August 10, 2008
Holding officials accountable, residents sign petitions for their removal
BY JIM LOCKWOOD
Star-Ledger Staff
You might be able to fight city hall after all -- by trying to recall an elected official.
But is that necessarily a good thing, or sour grapes from a disgruntled citizenry?
Such sentiments and questions are being raised in three towns in Sussex County -- Sparta, Frankford and Stillwater -- where recall petitions against municipal officials have been under way.
It's too early to know for sure, but it looks like Stillwater and Frankford may have recall elections on the Nov. 4 ballot, but Sparta won't.
In Sparta, recall petitions against Mayor Brian Brady and councilmen Michael Spekhardt and Manny Goldberg are falling short of garnering the 3,125 signatures needed per petition, said Jesse Wolosky, the recall organizer there. The deadlines for petitions to be submitted in Sparta are Tuesday for the one against Spekhardt, and Aug. 19 for the ones against Brady and Goldberg.
"We will not be submitting a petition on the 12th or the 19th. We did not make our numbers," said Wolosky, who would not disclose how far short they fell.
Wolosky, who earlier this year engineered three other petitions against ordinances in Sparta and helped Stillwater and Frankford petitioners, cited "petition fatigue" as one reason for the recall failures in his town. He said his group has had no trouble obtaining several-hundred signatures needed to oppose ordinances, but a recall requires a much-higher threshold of 25 percent of registered voters.
"I don't think it's petition-fatigue at all," Brady said. "I stand by the fact that the council keeps the entire township in mind and we do what we think is right."
Recalls are allowed under a 1995 law that only recently has begun to be employed as a grassroots political tool throughout the state. Recall petitions are the most difficult petitions to achieve, as petitions need signatures from at least 25 percent of a town's registered voters. There also are limits on who can be recalled; officials in their first year or six months away from the end of a term can't be recalled. Residents also simultaneously choose a replacement if a recall passes, and the recall target can also be a replacement candidate.
Earlier this year, Hardyston had the first recall in Sussex County, in the April 15 school election, when former school board president Marbeth Boffa was recalled and replaced.
In Stillwater, petitions to recall Township Committeeman Al Fuoco needed 707 signatures and were submitted on Aug. 1 with 855 signatures. Last week, the municipal clerk determined there are enough valid signatures, and Fuoco now has until Aug. 19 to challenge any of them. If there still are enough after that, a recall election would occur on Nov. 4.
"This is a ruse for a political vendetta," Fuoco said. "There's a lot of personal animosity going back four or five years."
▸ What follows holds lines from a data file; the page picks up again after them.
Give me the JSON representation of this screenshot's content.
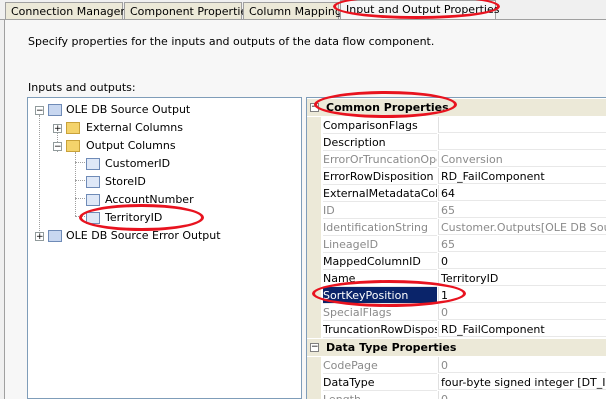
{
  "tabs": [
    {
      "label": "Connection Managers"
    },
    {
      "label": "Component Properties"
    },
    {
      "label": "Column Mappings"
    },
    {
      "label": "Input and Output Properties",
      "selected": true
    }
  ],
  "description": "Specify properties for the inputs and outputs of the data flow component.",
  "io_label": "Inputs and outputs:",
  "tree": {
    "output": "OLE DB Source Output",
    "external_columns": "External Columns",
    "output_columns": "Output Columns",
    "columns": [
      "CustomerID",
      "StoreID",
      "AccountNumber",
      "TerritoryID"
    ],
    "error_output": "OLE DB Source Error Output",
    "selected": "TerritoryID"
  },
  "grid": {
    "common_title": "Common Properties",
    "common": [
      {
        "name": "ComparisonFlags",
        "value": "",
        "readonly": false
      },
      {
        "name": "Description",
        "value": "",
        "readonly": false
      },
      {
        "name": "ErrorOrTruncationOper",
        "value": "Conversion",
        "readonly": true
      },
      {
        "name": "ErrorRowDisposition",
        "value": "RD_FailComponent",
        "readonly": false
      },
      {
        "name": "ExternalMetadataColur",
        "value": "64",
        "readonly": false
      },
      {
        "name": "ID",
        "value": "65",
        "readonly": true
      },
      {
        "name": "IdentificationString",
        "value": "Customer.Outputs[OLE DB Source",
        "readonly": true
      },
      {
        "name": "LineageID",
        "value": "65",
        "readonly": true
      },
      {
        "name": "MappedColumnID",
        "value": "0",
        "readonly": false
      },
      {
        "name": "Name",
        "value": "TerritoryID",
        "readonly": false
      },
      {
        "name": "SortKeyPosition",
        "value": "1",
        "readonly": false,
        "selected": true
      },
      {
        "name": "SpecialFlags",
        "value": "0",
        "readonly": true
      },
      {
        "name": "TruncationRowDispositi",
        "value": "RD_FailComponent",
        "readonly": false
      }
    ],
    "datatype_title": "Data Type Properties",
    "datatype": [
      {
        "name": "CodePage",
        "value": "0",
        "readonly": true
      },
      {
        "name": "DataType",
        "value": "four-byte signed integer [DT_I",
        "readonly": false
      },
      {
        "name": "Length",
        "value": "0",
        "readonly": true
      }
    ]
  },
  "colors": {
    "highlight": "#e8131f",
    "selection": "#0a246a"
  }
}
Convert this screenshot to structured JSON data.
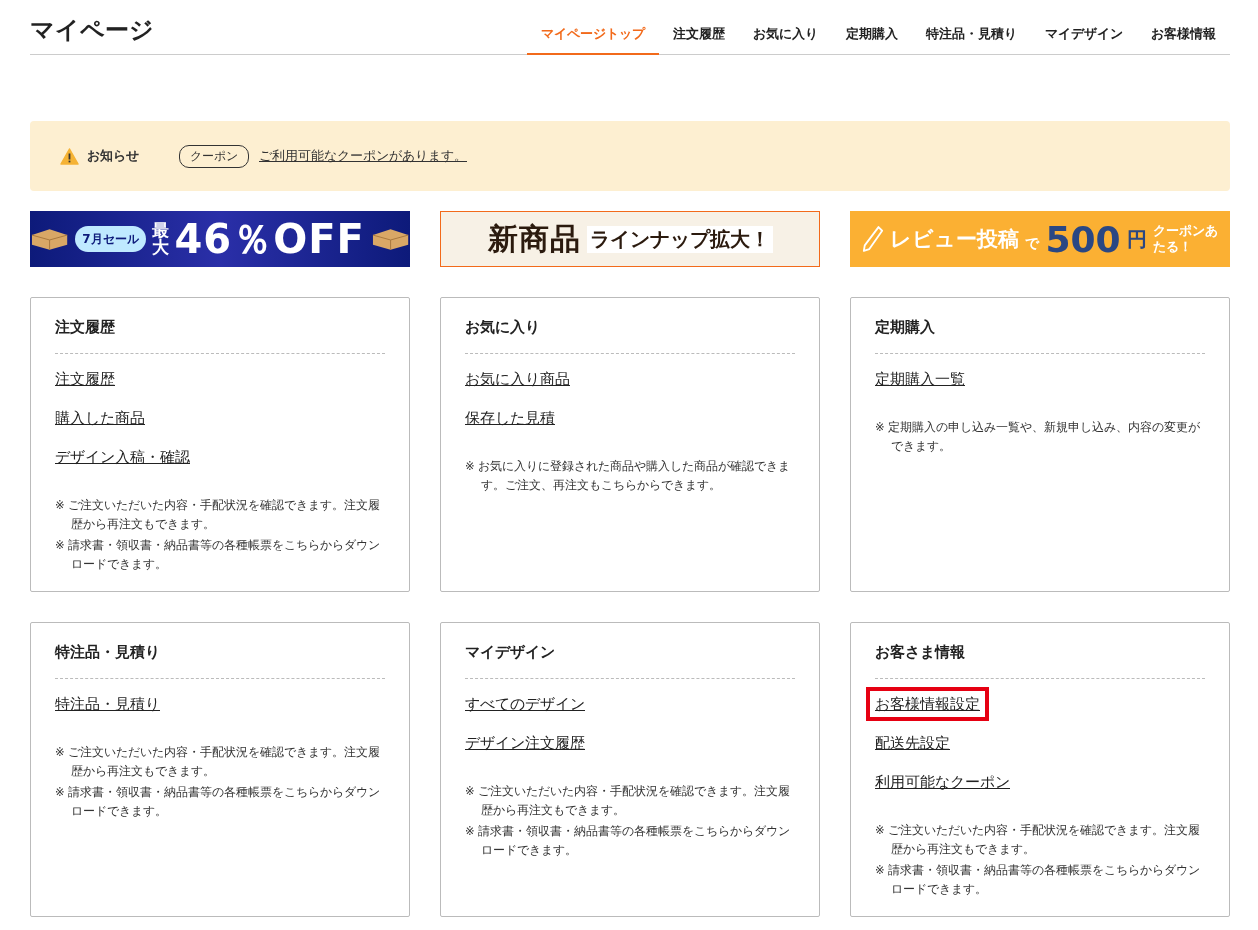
{
  "page_title": "マイページ",
  "nav": [
    {
      "label": "マイページトップ",
      "selected": true
    },
    {
      "label": "注文履歴",
      "selected": false
    },
    {
      "label": "お気に入り",
      "selected": false
    },
    {
      "label": "定期購入",
      "selected": false
    },
    {
      "label": "特注品・見積り",
      "selected": false
    },
    {
      "label": "マイデザイン",
      "selected": false
    },
    {
      "label": "お客様情報",
      "selected": false
    }
  ],
  "notice": {
    "label": "お知らせ",
    "tag": "クーポン",
    "message": "ご利用可能なクーポンがあります。"
  },
  "banners": [
    {
      "kind": "sale",
      "badge": "7月セール",
      "lead": "最大",
      "headline": "46％OFF"
    },
    {
      "kind": "new",
      "headline": "新商品",
      "tail": "ラインナップ拡大！"
    },
    {
      "kind": "review",
      "lead": "レビュー投稿",
      "joiner": "で",
      "headline": "500",
      "unit": "円",
      "tail": "クーポンあたる！"
    }
  ],
  "cards": [
    {
      "title": "注文履歴",
      "links": [
        {
          "label": "注文履歴",
          "highlighted": false
        },
        {
          "label": "購入した商品",
          "highlighted": false
        },
        {
          "label": "デザイン入稿・確認",
          "highlighted": false
        }
      ],
      "notes": [
        "※ ご注文いただいた内容・手配状況を確認できます。注文履歴から再注文もできます。",
        "※ 請求書・領収書・納品書等の各種帳票をこちらからダウンロードできます。"
      ]
    },
    {
      "title": "お気に入り",
      "links": [
        {
          "label": "お気に入り商品",
          "highlighted": false
        },
        {
          "label": "保存した見積",
          "highlighted": false
        }
      ],
      "notes": [
        "※ お気に入りに登録された商品や購入した商品が確認できます。ご注文、再注文もこちらからできます。"
      ]
    },
    {
      "title": "定期購入",
      "links": [
        {
          "label": "定期購入一覧",
          "highlighted": false
        }
      ],
      "notes": [
        "※ 定期購入の申し込み一覧や、新規申し込み、内容の変更ができます。"
      ]
    },
    {
      "title": "特注品・見積り",
      "links": [
        {
          "label": "特注品・見積り",
          "highlighted": false
        }
      ],
      "notes": [
        "※ ご注文いただいた内容・手配状況を確認できます。注文履歴から再注文もできます。",
        "※ 請求書・領収書・納品書等の各種帳票をこちらからダウンロードできます。"
      ]
    },
    {
      "title": "マイデザイン",
      "links": [
        {
          "label": "すべてのデザイン",
          "highlighted": false
        },
        {
          "label": "デザイン注文履歴",
          "highlighted": false
        }
      ],
      "notes": [
        "※ ご注文いただいた内容・手配状況を確認できます。注文履歴から再注文もできます。",
        "※ 請求書・領収書・納品書等の各種帳票をこちらからダウンロードできます。"
      ]
    },
    {
      "title": "お客さま情報",
      "links": [
        {
          "label": "お客様情報設定",
          "highlighted": true
        },
        {
          "label": "配送先設定",
          "highlighted": false
        },
        {
          "label": "利用可能なクーポン",
          "highlighted": false
        }
      ],
      "notes": [
        "※ ご注文いただいた内容・手配状況を確認できます。注文履歴から再注文もできます。",
        "※ 請求書・領収書・納品書等の各種帳票をこちらからダウンロードできます。"
      ]
    }
  ]
}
Carol Fredericks, one of the Stillwater recall organizers, disagreed and cited Fuoco's vote against gypsy-moth spraying as a catalyst for the recall drive.
"The will of the people wasn't done. We decided enough is enough," Fredericks said. "It's not a personal vendetta. Politicians have to be accountable."
Frankford residents targeted Mayor Robert McDowell for recall after the township committee restricted some commercial development along part of Route 206. They need 947 signatures for a recall election, and petitions have not yet been submitted.
Rich Wingle, one of the recall organizers in Frankford, said of McDowell: "He's against business and doesn't listen to residents. It's a pretty strong (recall) movement in town. I've been here 35 years and never seen anything like it."
McDowell, who said he's "hearing a lot of strong support against the recall," said he's not anti-business, but rather following state procedures to gain Trenton's approval for a town center. "You have to do certain things, pass ordinances. We did that and now we're getting a little backlash over it."
While acknowledging that recall organizers are exercising their rights, the officials each expressed concern with how laws do not require petitions to contain any reasons for a recall. They feel recalls should be reserved for corruption or malfeasance, and not over political feuds or disagreements about decisions.
"I believe what they're doing (in Stillwater) is an abuse of the recall process," Fuoco said. "There's no basis for a recall, no malfeasance. It's the way people who are angry and can't get their way at the ballot box go about it now."
McDowell said, "I'm really concerned about where this recall thing (in Frankford) is going to go. If this is the nature of what recalls are about, why would people run for office in the future?"
Brady, who plans to fight for a change in the law to require a reason stated on a recall petition, said, "I feel for anybody who becomes subject of a recall without cause, for doing nothing more than what you were put in office to do."
Petition organizers note they adhered to the recall law, and also set up web sites or issued letters, mailers or word-of-mouth information stating various reasons for recalls.
"We live in a democracy," Fredericks said. "You can't fight city hall? I think that's changing."